Can I get compensation for an NBN outage?
Yes, in most cases. The TIO oversees a complaint scheme that includes outage compensation. Most providers will pro-rata your monthly fee for the days you were offline, and some offer a goodwill credit on top. You need to ask. They rarely volunteer it. Long outages (over a week) and missed technician appointments usually attract larger credits, especially if you’ve lodged with the TIO.
Can I use my old ADSL modem on the NBN?
No. ADSL modems use a different protocol (PPPoA over copper) and won’t work with any NBN connection type. NBN-compatible routers use either VDSL2 (for FTTN), Ethernet (for FTTP, FTTC, HFC and Fixed Wireless), or a dedicated satellite modem (for Sky Muster). Most providers will supply a compatible modem-router with your plan, but if you BYO, check our NBN connection types guide to make sure you’ve got the right gear.
What’s the difference between my NBN box and my router?
The NBN box (officially the Network Termination Device, or NTD) is owned by NBN Co and provides the physical link to the network. Fibre, copper or wireless. Your router takes that signal and turns it into Wi-Fi for your devices. On FTTP, HFC and Fixed Wireless you have two separate boxes. On FTTC and FTTN you usually have a single modem-router combo from your provider that does both jobs.
My NBN box lights are all green but I still have no internet. What now?
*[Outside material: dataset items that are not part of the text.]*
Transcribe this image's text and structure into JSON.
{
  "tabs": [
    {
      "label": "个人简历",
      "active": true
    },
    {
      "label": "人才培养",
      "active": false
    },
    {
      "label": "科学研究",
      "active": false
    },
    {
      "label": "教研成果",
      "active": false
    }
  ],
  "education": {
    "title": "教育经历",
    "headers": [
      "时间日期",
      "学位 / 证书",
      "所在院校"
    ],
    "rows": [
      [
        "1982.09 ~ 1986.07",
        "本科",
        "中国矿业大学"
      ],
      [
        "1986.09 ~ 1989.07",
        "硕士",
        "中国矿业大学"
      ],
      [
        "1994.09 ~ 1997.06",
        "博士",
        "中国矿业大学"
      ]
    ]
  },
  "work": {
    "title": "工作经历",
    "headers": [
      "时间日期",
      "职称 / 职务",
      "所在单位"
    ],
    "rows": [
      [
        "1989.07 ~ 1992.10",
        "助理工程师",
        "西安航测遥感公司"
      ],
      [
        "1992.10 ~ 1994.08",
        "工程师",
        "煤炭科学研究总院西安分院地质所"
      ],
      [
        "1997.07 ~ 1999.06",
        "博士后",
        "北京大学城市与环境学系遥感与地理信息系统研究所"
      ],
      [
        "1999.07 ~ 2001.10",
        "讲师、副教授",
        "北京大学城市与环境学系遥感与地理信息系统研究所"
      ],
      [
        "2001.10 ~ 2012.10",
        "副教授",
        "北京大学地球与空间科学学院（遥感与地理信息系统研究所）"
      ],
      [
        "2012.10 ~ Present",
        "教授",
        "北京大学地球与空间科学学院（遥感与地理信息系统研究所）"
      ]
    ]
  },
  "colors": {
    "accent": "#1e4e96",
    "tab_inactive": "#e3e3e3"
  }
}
All green lights on the NBN box mean the box thinks the network link is healthy. The problem is past the box, either your router can’t authenticate with your provider (look for blinking or red WAN/internet lights on the router itself), or your home Wi-Fi has a problem (test with an Ethernet cable per Step 3 to confirm). If the wired test also fails with green NBN lights, ring your provider, only they can fix an authentication or session problem from their end.
Is the NBN being shut down? Should I switch to 5G instead?
No, the NBN isn’t being shut down. The opposite. NBN Co is rolling out free FTTP upgrades to most FTTN/FTTC addresses through 2026 and 2027, and the new NBN 1000 and NBN 2000 tiers are pushing the network to genuine gigabit speeds. 5G home wireless is a real alternative for some addresses, especially if you’ve had a string of NBN faults, but for most households the wired NBN is still cheaper, more reliable and faster on the higher tiers.